In the three cases for a set of two correspondences, \( M = 2 \), the Evolutionary method obtains optimal GM correspondences since the method only has to deal with the mean calculation. Nonetheless as the number of correspondences \( M \) increases, this overestimation has a peak maximum value, and then it decreases until lowering down again towards the optimal value of the GM correspondence. This leads us to think that the Evolutionary method has an optimal number of correspondences to be used, since certain values of \( M \) lead more overestimation than others. Finally, from these plots we conclude that the Evolutionary method, regardless of the \( I_{max} \) value used, obtains values that are really close to the optimal ones. In fact, the worst case overestimates the SOD in 4.5 % with respect to the optimal SOD.

Figure 5 shows the runtime difference between the Evolutionary method and the Minimisation method (\( x \)-axis) in seconds.

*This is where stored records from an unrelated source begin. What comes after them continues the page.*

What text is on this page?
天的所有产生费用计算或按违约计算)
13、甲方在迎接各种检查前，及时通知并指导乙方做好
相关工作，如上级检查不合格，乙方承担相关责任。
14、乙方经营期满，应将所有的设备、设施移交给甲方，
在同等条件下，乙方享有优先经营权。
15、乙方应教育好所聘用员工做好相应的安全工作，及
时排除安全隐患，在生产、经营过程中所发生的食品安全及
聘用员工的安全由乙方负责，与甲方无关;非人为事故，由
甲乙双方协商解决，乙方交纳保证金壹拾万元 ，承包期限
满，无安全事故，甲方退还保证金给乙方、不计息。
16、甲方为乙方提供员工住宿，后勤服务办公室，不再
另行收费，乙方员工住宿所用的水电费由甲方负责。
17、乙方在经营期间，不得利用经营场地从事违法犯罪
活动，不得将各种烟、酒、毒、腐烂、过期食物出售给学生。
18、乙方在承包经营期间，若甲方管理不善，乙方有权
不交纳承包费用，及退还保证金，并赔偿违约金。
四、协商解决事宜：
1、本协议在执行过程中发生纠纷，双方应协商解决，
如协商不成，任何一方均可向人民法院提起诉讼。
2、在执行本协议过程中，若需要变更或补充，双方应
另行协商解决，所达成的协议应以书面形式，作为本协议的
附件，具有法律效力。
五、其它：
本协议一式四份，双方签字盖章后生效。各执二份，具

In the case of the Evolutionary method, it is clear that the time spent in each iteration is constant. Comparing both methods, the minimisation one is clearly faster than the evolutionary one, although both have a polynomial computational cost with respect to the number of correspondences used to deduct the GM. Finally, comparing the three plots, we realise the number of elements \( N \) in the sets seems to have almost no influence on the runtime.

Fig. 5.

Average difference of runtime (seconds) between the Evolutionary method and Minimisation method (\( x \)-axis) for \( N = 5 \), \( N = 10 \) and \( N = 30 \).

6 Conclusions and Future Work

We have presented two methods to deduct the GM correspondence. The first one, called Minimisation method, computes the exact GM in a reduced runtime, but it is bounded to the use of the HD. Since it is based on the solution of the SLAP, it is limited in scalability for the cases where correspondences have a large size. The second one, called Evolutionary method, obtains a fair approximation of the GM, and may be used with any type of distance between correspondences. This method has better scalability, given that although there is a SLAP solution required (step 1), it only takes into consideration the distance between correspondences, and not the correspondences themselves as in the Minimisation method. Notice that the Evolutionary method has been a viable solution for the approximation of the GM of strings and graphs [20], since these structures imply second order relations and therefore finding their exact GM has an exponential cost.

In the concrete case that the aim is to find the GM of correspondences and the HD can be used, we have shown that this problem can be solved in cubic time (the computational cost of the SLAP) using the Minimisation method. Nevertheless, we consider this paper as a first step towards future research in which other distances between correspondences will be explored, and thus the Evolutionary method should not be discarded for future uses.

We believe that other distances between correspondences which take into consideration not only the element-to-element mapping, but also the structure and attributes of the related elements, could produce more interesting GM correspondences from the application point of view. For instance, in the situation that the correspondences relate attributed graphs, the mapping is defined as node-to-node. In this case, we could consider the local structure of the nodes (its adjacent edges and their terminal nodes) to penalise the cost of the mapping. Then, the Minimisation method would not produce an exact GM and therefore, we would need to compare both algorithms, not only from the runtime point of view, but also in terms of accuracy to deduct the best approximation to the GM correspondence.